A building automation platform allows an operator to access, control, and monitor all connected building systems from a single interface. Thanks to advances in cloud data storage and the decreased cost in sensing, the rise of the Internet of Things (IoT) makes connecting different building automation platforms and devices both feasible and affordable.
Now more than ever, the key to optimizing building automation is analytics. Equipment hardware and building sensors generate a massive amount of data.
By using cloud computing to store, benchmark, and analyze all this data, building operators have a larger pool of information they can access to provide more context and knowledge when making decisions - leading to more comfortable occupants and cost-effective control.
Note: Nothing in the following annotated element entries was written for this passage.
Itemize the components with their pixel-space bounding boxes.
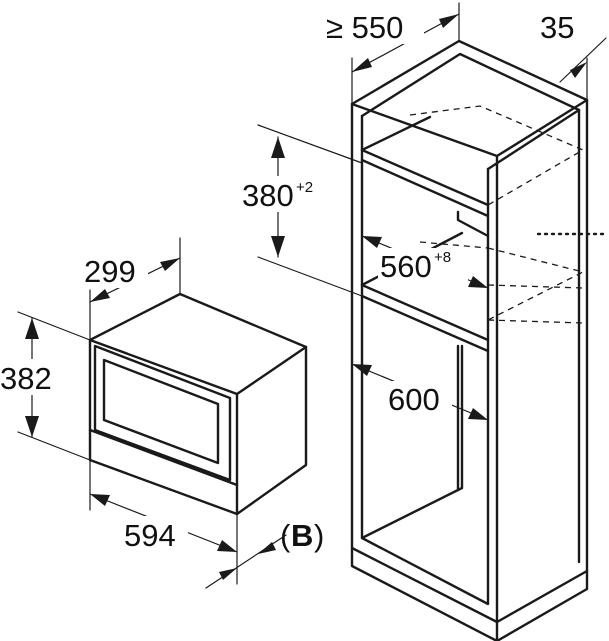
label-appliance-height: 382	[0, 359, 64, 396]
cabinet-width-text: 600	[388, 382, 440, 417]
label-appliance-depth: 299	[82, 252, 148, 289]
niche-height-tolerance: +2	[296, 179, 313, 196]
niche-width-text: 560	[380, 249, 432, 284]
depth-min-text: ≥ 550	[326, 10, 403, 45]
reference-open-paren: (	[280, 518, 291, 553]
appliance-height-text: 382	[0, 361, 52, 396]
appliance-width-text: 594	[124, 518, 176, 553]
niche-height-text: 380	[242, 178, 294, 213]
dim-rear-gap	[559, 37, 607, 101]
label-cabinet-width: 600	[386, 381, 452, 417]
label-niche-height: 380 +2	[240, 176, 340, 213]
label-niche-width: 560 +8	[378, 248, 468, 284]
dim-niche-height	[257, 124, 363, 297]
label-depth-min: ≥ 550	[324, 8, 424, 45]
niche-width-tolerance: +8	[434, 249, 451, 266]
label-rear-gap: 35	[538, 8, 586, 45]
label-appliance-width: 594	[122, 516, 188, 553]
label-reference-b: ( B )	[280, 518, 324, 553]
built-in-appliance	[88, 292, 308, 516]
dim-front-panel	[205, 534, 287, 589]
tall-cabinet	[350, 39, 606, 641]
appliance-depth-text: 299	[84, 254, 136, 289]
reference-letter: B	[291, 518, 313, 553]
rear-gap-text: 35	[540, 10, 574, 45]
reference-close-paren: )	[314, 518, 324, 553]
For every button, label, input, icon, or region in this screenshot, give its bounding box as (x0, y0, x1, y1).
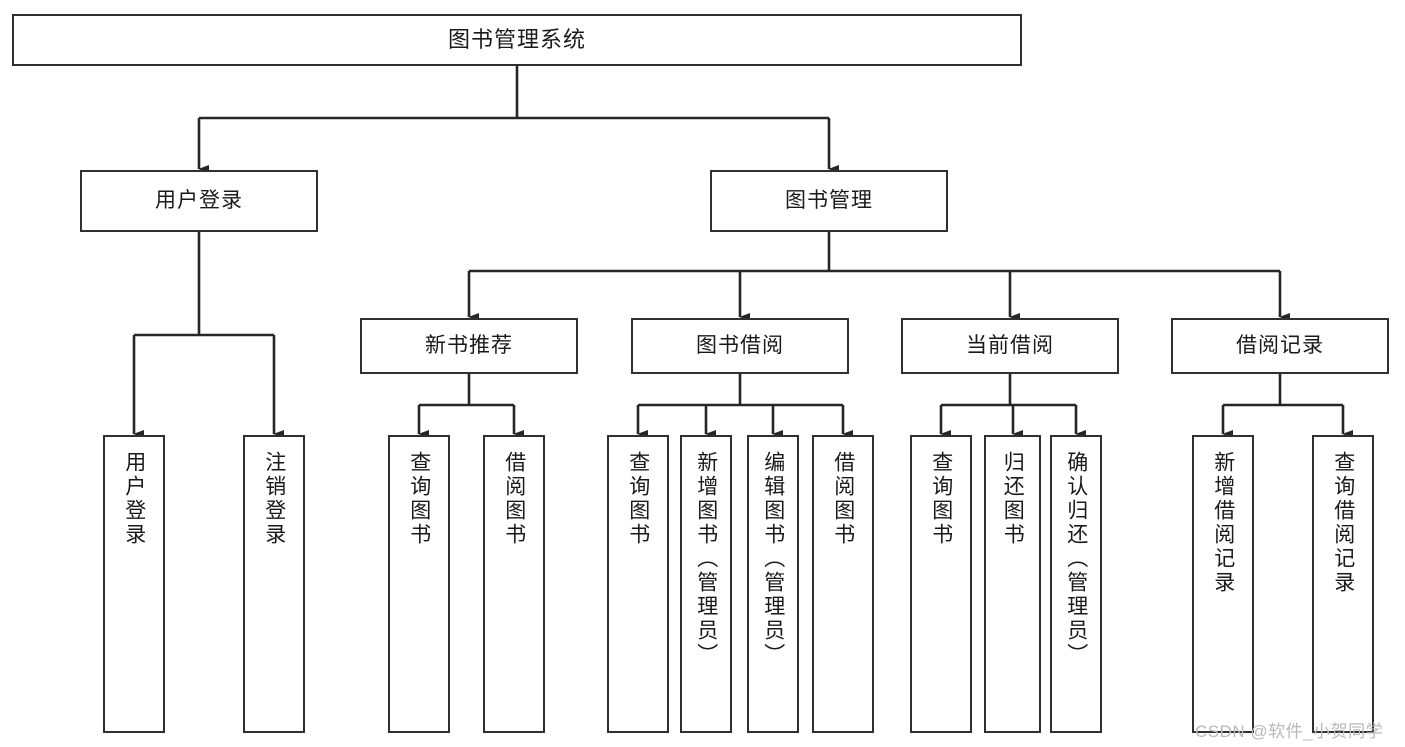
node-label: 查询图书 (929, 451, 953, 547)
node-leaf-logout[interactable]: 注销登录 (243, 435, 305, 733)
node-label: 编辑图书（管理员） (761, 451, 785, 667)
node-leaf-return-book[interactable]: 归还图书 (984, 435, 1041, 733)
node-leaf-edit-book[interactable]: 编辑图书（管理员） (747, 435, 799, 733)
node-label: 图书管理 (785, 188, 873, 212)
node-label: 当前借阅 (966, 333, 1054, 357)
node-user-login[interactable]: 用户登录 (80, 170, 318, 232)
node-label: 新书推荐 (425, 333, 513, 357)
node-label: 图书管理系统 (447, 27, 586, 53)
node-label: 查询借阅记录 (1331, 451, 1355, 595)
node-root[interactable]: 图书管理系统 (12, 14, 1022, 66)
node-new-book-recommend[interactable]: 新书推荐 (360, 318, 578, 374)
node-label: 借阅图书 (831, 451, 855, 547)
node-leaf-add-record[interactable]: 新增借阅记录 (1192, 435, 1254, 733)
node-label: 用户登录 (122, 451, 146, 547)
watermark: CSDN @软件_小贺同学 (1195, 722, 1384, 741)
node-label: 归还图书 (1001, 451, 1025, 547)
node-leaf-query-book-1[interactable]: 查询图书 (388, 435, 450, 733)
node-label: 确认归还（管理员） (1064, 451, 1088, 667)
node-book-manage[interactable]: 图书管理 (710, 170, 948, 232)
node-label: 注销登录 (262, 451, 286, 547)
node-label: 查询图书 (626, 451, 650, 547)
node-label: 新增借阅记录 (1211, 451, 1235, 595)
node-label: 图书借阅 (696, 333, 784, 357)
node-leaf-query-book-2[interactable]: 查询图书 (607, 435, 669, 733)
node-leaf-borrow-book-2[interactable]: 借阅图书 (812, 435, 874, 733)
node-leaf-user-login[interactable]: 用户登录 (103, 435, 165, 733)
node-book-borrow[interactable]: 图书借阅 (631, 318, 849, 374)
node-label: 借阅图书 (502, 451, 526, 547)
node-label: 借阅记录 (1236, 333, 1324, 357)
node-label: 用户登录 (155, 188, 243, 212)
node-leaf-add-book[interactable]: 新增图书（管理员） (680, 435, 732, 733)
node-current-borrow[interactable]: 当前借阅 (901, 318, 1119, 374)
node-leaf-query-book-3[interactable]: 查询图书 (910, 435, 972, 733)
node-leaf-query-record[interactable]: 查询借阅记录 (1312, 435, 1374, 733)
node-label: 新增图书（管理员） (694, 451, 718, 667)
node-leaf-borrow-book-1[interactable]: 借阅图书 (483, 435, 545, 733)
node-borrow-record[interactable]: 借阅记录 (1171, 318, 1389, 374)
node-label: 查询图书 (407, 451, 431, 547)
node-leaf-confirm-return[interactable]: 确认归还（管理员） (1050, 435, 1102, 733)
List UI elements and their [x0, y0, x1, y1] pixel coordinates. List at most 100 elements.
Building automation underpins the technology powering a smart building by sharing information across systems and enabling space control down to the user level. One novel example would be a use case where an employee scans her badge to enter the building garage and is greeted by an elevator that is sent down by the system to take her to her floor. Meanwhile, her personalized space lighting and temperature preferences are automatically adjusted to ensure her office is ready for her when she arrives.
As IoT-enabled building systems become more connected with each other and the digital world, cybersecurity has become as important as physical building security. Building operators will need to make sure they have the policies and tools in place to keep systems cybersecure in the face of ever-changing threats.
To stay current and protected, building automation systems built on an open platform can help future-proof building automation investments by accommodating emerging technologies, exploring new application use cases and/or integrating equipment from various providers as software and technology continue to evolve.
No matter the use case, every building can benefit from building automation. By fine-tuning control over systems and collecting and using data to make smarter decisions, operators can improve energy efficiency, lower costs and provide a better experience for building occupants.